Am I missing something? Is there *anything* the F5 could be doing that would suddenly cause this popup to appear where it wasn't before? I won't claim to understand all the possible header manipulations that are possible and how they might impact this, but my gut is telling me it has nothing to do with the F5.

 

 

They will be doing further testing today, but I thought I'd ping folks here and see if y'all had any guidance.

 

 

Thanks in advance,

 

- ZJ

 

4 Replies

  • Hi, yes you are correct, its not the F5 but the way IE works.

     

     

    As you have moved from a web server IP to a VIP IP, IE will no longer know that the source of the HTTP content is a different server. And as VIPS are protocol specific, IE browser sees that the request is coming from one server serving HTTP and HTTPS traffic. This may be reason for the issue.

     

     

    We faced similar issue earlier and after the app team fixed the code by changing the calls to HTTPS instead of HTTP, we no longer got the popup.

     

     

    - Santosh.

     

     

     

  • As Santosh says, the simplest fix is to change the application and replace the http:// references with https:// or relative references without the protocol specified. Else, if that's not an option, you could use a stream profile and STREAM::expression iRule to rewrite the http:// references to https:// in the response payloads:

     

     

    https://devcentral.f5.com/wiki/iRules.stream__expression.ashx

     

     

    Aaron
  • The traffic was always 2 separate servers. Server A dishes out the top level doc, and was always HTTPS, and then the subsequent image and script resource requests were going to Server B over HTTP. Server B is the one that is now behind a VIP. So yeah, I can't see how that behavior would have changed just for putting an F5 in there.
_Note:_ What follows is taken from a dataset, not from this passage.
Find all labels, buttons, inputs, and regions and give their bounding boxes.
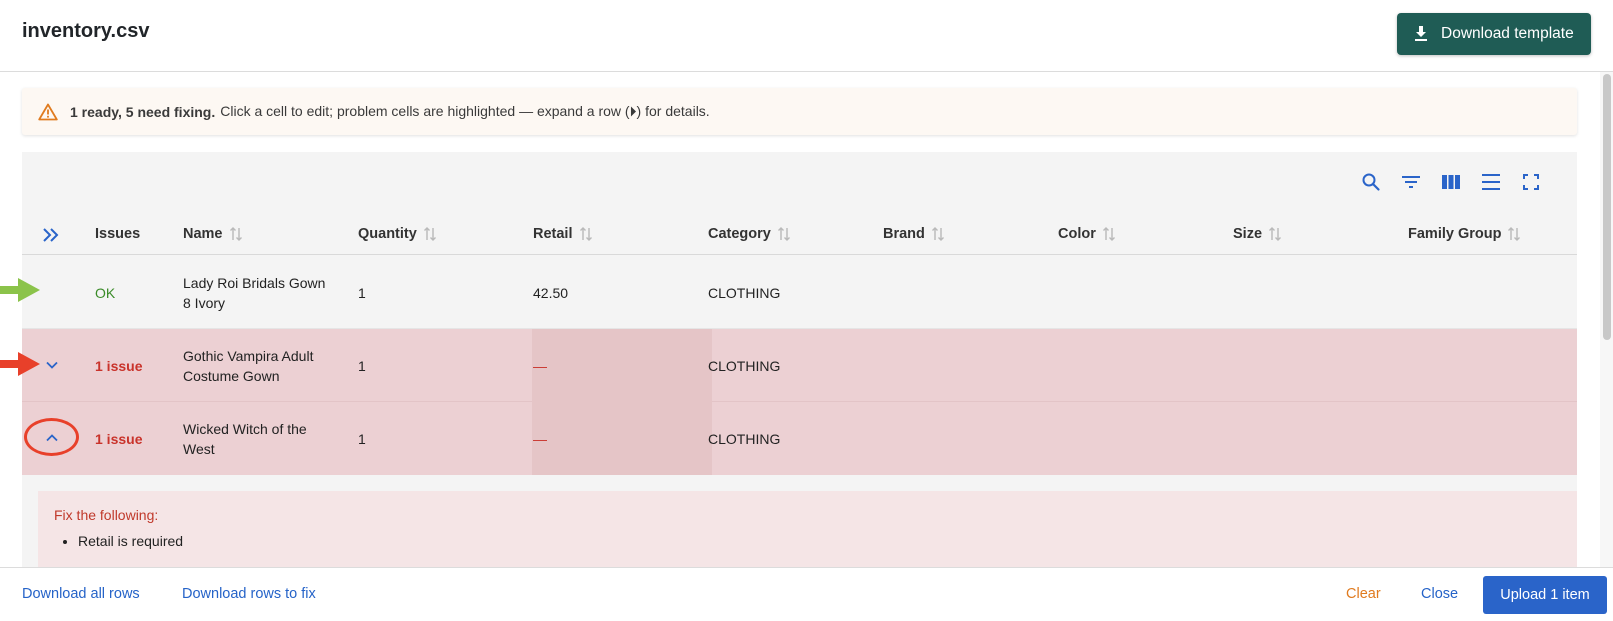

It should *always* have had that same issue.

     

     

    Hopefully, today's testing will yield up some useful information.

     

     

    Thanks,

     

    - ZJ
  • Interesting conclusion. Figured I would let you all know.

     

     

    The thing that caused the popup was a change in the application. They had started using a DNS name for the http URL (of the VIP) instead of the IP address of the VIP. For whatever reason, the browser(presumably) would then flag the page as having secure and non-secure items, but if only the IP address is used, it doesn't.

     

     

    Still seems hokey, but at least they have a fix.